On Tuesday, I was lucky enough to get a guided tour from Bob Whalen of the DoITT facility in Brooklyn, New York City, where TLC stashes its servers, along with many other city agencies, and the future home of the joint 911 Call Center.
The first thing Bob showed me was a sketch of the power systems in the facility, which gave the impression that these guys were prepared for almost anything. Not only do they have battery-based UPS systems, but they have 2 generators on-site with enough fuel to power everything they have for about 2 days before the storage tanks need to be refilled. Which is comforting, since a lot of the city agencies have their data centers and connectivity through this facility.

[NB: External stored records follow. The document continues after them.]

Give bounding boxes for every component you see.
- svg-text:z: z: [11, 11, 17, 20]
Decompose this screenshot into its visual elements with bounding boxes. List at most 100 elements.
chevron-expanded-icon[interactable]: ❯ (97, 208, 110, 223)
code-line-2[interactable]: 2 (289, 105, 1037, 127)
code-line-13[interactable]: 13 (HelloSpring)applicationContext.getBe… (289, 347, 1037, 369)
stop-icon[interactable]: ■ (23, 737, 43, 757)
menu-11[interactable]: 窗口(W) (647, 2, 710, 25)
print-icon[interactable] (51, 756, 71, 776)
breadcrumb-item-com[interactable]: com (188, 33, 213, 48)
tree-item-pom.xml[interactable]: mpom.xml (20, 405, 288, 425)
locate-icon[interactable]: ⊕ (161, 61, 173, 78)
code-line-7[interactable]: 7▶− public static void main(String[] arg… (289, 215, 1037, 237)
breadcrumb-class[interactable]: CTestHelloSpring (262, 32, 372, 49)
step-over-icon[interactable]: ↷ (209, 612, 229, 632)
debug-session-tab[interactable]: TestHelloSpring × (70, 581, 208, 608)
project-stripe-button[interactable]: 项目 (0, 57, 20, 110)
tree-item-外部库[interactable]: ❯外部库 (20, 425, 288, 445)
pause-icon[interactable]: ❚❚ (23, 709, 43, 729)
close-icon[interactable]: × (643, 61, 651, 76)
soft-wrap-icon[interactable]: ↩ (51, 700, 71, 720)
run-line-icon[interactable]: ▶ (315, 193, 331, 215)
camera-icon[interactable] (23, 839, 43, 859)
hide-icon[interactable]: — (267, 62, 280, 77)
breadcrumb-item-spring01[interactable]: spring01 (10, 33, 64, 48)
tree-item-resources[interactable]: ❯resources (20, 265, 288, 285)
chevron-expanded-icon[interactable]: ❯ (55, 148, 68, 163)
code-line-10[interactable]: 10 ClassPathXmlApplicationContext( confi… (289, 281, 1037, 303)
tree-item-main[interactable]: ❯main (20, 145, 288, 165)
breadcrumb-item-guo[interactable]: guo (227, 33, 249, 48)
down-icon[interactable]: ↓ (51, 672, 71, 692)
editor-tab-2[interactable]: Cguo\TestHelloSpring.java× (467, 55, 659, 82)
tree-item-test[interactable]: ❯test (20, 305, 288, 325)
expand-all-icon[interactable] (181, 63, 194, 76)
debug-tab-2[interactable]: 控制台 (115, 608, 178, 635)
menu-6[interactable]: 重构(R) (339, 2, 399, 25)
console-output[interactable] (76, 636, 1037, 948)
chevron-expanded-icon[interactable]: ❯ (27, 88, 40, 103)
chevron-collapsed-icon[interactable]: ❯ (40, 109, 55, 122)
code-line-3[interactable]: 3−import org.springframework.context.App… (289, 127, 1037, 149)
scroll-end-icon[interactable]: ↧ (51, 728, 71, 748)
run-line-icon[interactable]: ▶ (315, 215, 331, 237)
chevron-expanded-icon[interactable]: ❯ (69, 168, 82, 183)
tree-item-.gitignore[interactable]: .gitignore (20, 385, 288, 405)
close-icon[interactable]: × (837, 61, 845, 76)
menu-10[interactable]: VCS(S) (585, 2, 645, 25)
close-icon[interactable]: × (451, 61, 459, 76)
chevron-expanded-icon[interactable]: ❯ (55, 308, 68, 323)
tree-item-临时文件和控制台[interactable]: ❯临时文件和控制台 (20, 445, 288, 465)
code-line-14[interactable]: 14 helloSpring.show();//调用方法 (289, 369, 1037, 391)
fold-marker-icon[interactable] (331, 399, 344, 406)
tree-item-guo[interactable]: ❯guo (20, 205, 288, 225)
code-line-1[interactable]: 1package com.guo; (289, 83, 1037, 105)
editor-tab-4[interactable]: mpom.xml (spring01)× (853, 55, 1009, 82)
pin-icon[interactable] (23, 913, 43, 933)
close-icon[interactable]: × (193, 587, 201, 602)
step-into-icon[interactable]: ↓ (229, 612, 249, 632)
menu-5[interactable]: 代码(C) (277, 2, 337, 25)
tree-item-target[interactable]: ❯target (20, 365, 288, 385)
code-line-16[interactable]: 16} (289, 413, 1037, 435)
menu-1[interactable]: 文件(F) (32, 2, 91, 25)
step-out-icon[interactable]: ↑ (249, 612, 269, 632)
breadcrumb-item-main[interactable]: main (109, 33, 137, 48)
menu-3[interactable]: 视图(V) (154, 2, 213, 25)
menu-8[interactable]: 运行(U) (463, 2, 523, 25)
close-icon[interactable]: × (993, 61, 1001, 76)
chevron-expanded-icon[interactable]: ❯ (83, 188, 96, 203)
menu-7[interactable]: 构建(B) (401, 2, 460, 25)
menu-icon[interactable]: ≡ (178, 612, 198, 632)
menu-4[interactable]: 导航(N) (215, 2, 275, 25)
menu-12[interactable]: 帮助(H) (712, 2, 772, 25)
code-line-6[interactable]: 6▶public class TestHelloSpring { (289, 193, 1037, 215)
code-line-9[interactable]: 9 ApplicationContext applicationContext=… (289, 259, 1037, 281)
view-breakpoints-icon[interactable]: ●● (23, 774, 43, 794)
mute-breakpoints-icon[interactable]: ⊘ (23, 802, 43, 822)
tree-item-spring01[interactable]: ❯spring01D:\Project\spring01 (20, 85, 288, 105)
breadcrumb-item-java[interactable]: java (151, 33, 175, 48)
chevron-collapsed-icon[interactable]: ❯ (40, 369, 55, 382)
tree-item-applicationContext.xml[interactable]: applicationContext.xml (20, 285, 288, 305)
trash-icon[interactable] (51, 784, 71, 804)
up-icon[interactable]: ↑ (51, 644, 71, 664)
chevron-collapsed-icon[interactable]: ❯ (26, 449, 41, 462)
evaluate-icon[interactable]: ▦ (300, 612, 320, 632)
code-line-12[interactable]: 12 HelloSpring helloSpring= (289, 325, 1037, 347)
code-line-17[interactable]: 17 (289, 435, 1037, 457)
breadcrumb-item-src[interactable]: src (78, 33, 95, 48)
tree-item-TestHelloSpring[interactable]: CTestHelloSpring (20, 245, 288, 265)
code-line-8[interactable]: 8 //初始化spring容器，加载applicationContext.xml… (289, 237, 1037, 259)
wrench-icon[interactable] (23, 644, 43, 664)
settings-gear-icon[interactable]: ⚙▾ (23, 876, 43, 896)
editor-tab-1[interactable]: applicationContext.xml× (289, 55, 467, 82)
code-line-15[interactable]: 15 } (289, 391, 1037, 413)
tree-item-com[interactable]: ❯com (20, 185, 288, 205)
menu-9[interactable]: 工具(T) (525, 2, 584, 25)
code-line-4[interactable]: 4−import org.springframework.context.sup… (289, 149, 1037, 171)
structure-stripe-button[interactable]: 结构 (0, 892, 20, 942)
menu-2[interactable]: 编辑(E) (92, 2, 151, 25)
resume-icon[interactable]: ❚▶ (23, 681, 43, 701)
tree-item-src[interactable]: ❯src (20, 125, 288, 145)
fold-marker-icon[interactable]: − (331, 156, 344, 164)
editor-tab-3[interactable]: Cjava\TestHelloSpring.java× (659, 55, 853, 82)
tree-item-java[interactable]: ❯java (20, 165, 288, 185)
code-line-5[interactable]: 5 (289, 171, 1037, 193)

We then stepped into the DoITT data center. They have an entire floor to themselves with row after row of servers (using an arrangement method called “hot isle cold isle” where the server racks face each other, so one row is all cabinet fronts and another is all exhaust), followed by rows of switches, cables, and networking equipment. And despite having run the network for a while from the building, the cabling was still clean, not the usual rat’s nest.
Off in one corner was what amounts to a NOC, where workers watch terminals 24/7 looking for network issues. The room looked like something pulled straight from the movies, with 2 big displays showing some real-time data and rows of computers waiting for a crisis. It was the kind of setup every computer nerd dreams of operating.
Downstairs, Bob gave me a sneak peek at the new 911 Call Center. At the moment, the various departments (fire police, etc) all have their own in separate locations, but starting soon, they’ll be under one roof. The technicians were just starting to install the final touches: the computer monitors and setting up giant displays all around the room. It looked like the room, while one long hall, was partitioned into smaller groups. Each operator had their own desk with 3 or more monitors, a hydraulic desk that moved up and down as preferred, and its own climate controls. Each desk was then circled around a larger display.
It was pretty neat, and I’ll definitely be looking out for internship availabilities over there in the future.